Axion-like Particles from Hypernovae

TL;DR

This paper investigates how ultra-strong magnetic fields in hypernovae cores can produce axion-like particles (ALPs) via photon conversion, significantly enhancing their emission and offering new detection prospects through gamma-ray observations.

Contribution

It demonstrates that magnetic fields in hypernovae cores can greatly increase ALP production, especially for masses around 10 MeV, revealing a novel mechanism and detection pathway.

Findings

ALP emissivity is over 100 times larger than previous estimates.

Massive ALPs cause delayed gamma-ray signals from decay.

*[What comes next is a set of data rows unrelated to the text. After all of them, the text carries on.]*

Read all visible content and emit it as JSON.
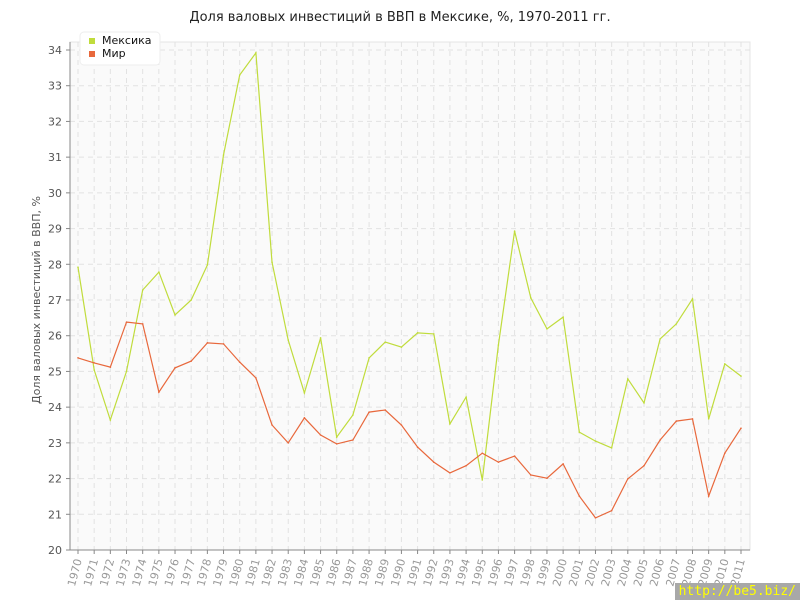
{
  "chart_data": {
    "type": "line",
    "title": "Доля валовых инвестиций в ВВП в Мексике, %, 1970-2011 гг.",
    "xlabel": "",
    "ylabel": "Доля валовых инвестиций в ВВП, %",
    "ylim": [
      20,
      34
    ],
    "yticks": [
      20,
      21,
      22,
      23,
      24,
      25,
      26,
      27,
      28,
      29,
      30,
      31,
      32,
      33,
      34
    ],
    "grid": true,
    "legend_placement": "top-left",
    "x": [
      1970,
      1971,
      1972,
      1973,
      1974,
      1975,
      1976,
      1977,
      1978,
      1979,
      1980,
      1981,
      1982,
      1983,
      1984,
      1985,
      1986,
      1987,
      1988,
      1989,
      1990,
      1991,
      1992,
      1993,
      1994,
      1995,
      1996,
      1997,
      1998,
      1999,
      2000,
      2001,
      2002,
      2003,
      2004,
      2005,
      2006,
      2007,
      2008,
      2009,
      2010,
      2011
    ],
    "series": [
      {
        "name": "Мексика",
        "color": "#c0dc3c",
        "values": [
          27.92,
          25.04,
          23.64,
          25.0,
          27.28,
          27.78,
          26.58,
          27.0,
          27.98,
          31.06,
          33.3,
          33.92,
          28.06,
          25.88,
          24.4,
          25.94,
          23.16,
          23.78,
          25.38,
          25.82,
          25.68,
          26.08,
          26.05,
          23.53,
          24.28,
          21.96,
          25.74,
          28.93,
          27.06,
          26.19,
          26.52,
          23.3,
          23.05,
          22.86,
          24.79,
          24.12,
          25.91,
          26.33,
          27.03,
          23.67,
          25.21,
          24.87
        ]
      },
      {
        "name": "Мир",
        "color": "#e8683c",
        "values": [
          25.38,
          25.24,
          25.12,
          26.38,
          26.33,
          24.42,
          25.1,
          25.29,
          25.8,
          25.77,
          25.26,
          24.82,
          23.5,
          23.0,
          23.7,
          23.22,
          22.97,
          23.08,
          23.86,
          23.92,
          23.5,
          22.88,
          22.46,
          22.16,
          22.36,
          22.71,
          22.46,
          22.63,
          22.1,
          22.01,
          22.41,
          21.51,
          20.9,
          21.1,
          21.99,
          22.36,
          23.08,
          23.61,
          23.67,
          21.51,
          22.71,
          23.41
        ]
      }
    ]
  },
  "watermark": "http://be5.biz/"
}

High-statistics gamma-ray satellites can probe this ALP production mechanism.

Abstract

It was recently pointed out that very energetic subclasses of supernovae (SNe), like hypernovae and superluminous SNe, might host ultra-strong magnetic fields in their core. Such fields may catalyze the production of feebly interacting particles, changing the predicted emission rates. Here we consider the case of axion-like particles (ALPs) and show that the predicted large scale magnetic fields in the core contribute significantly to the ALP production, via a coherent conversion of thermal photons. Using recent state-of-the-art SN simulations including magnetohydrodynamics, we find that if ALPs have masses $m_a \sim {\mathcal O}(10)\, \rm MeV$, their emissivity via magnetic conversions is over two orders of magnitude larger than previously estimated. Moreover, the radiative decay of these massive ALPs would lead to a peculiar delay in the arrival times of the daughter photons. Therefore, high-statistics gamma-ray satellites can potentially discover MeV ALPs in an unprobed region of the parameter space and shed light on the magnetohydrodinamical nature of the SN explosion.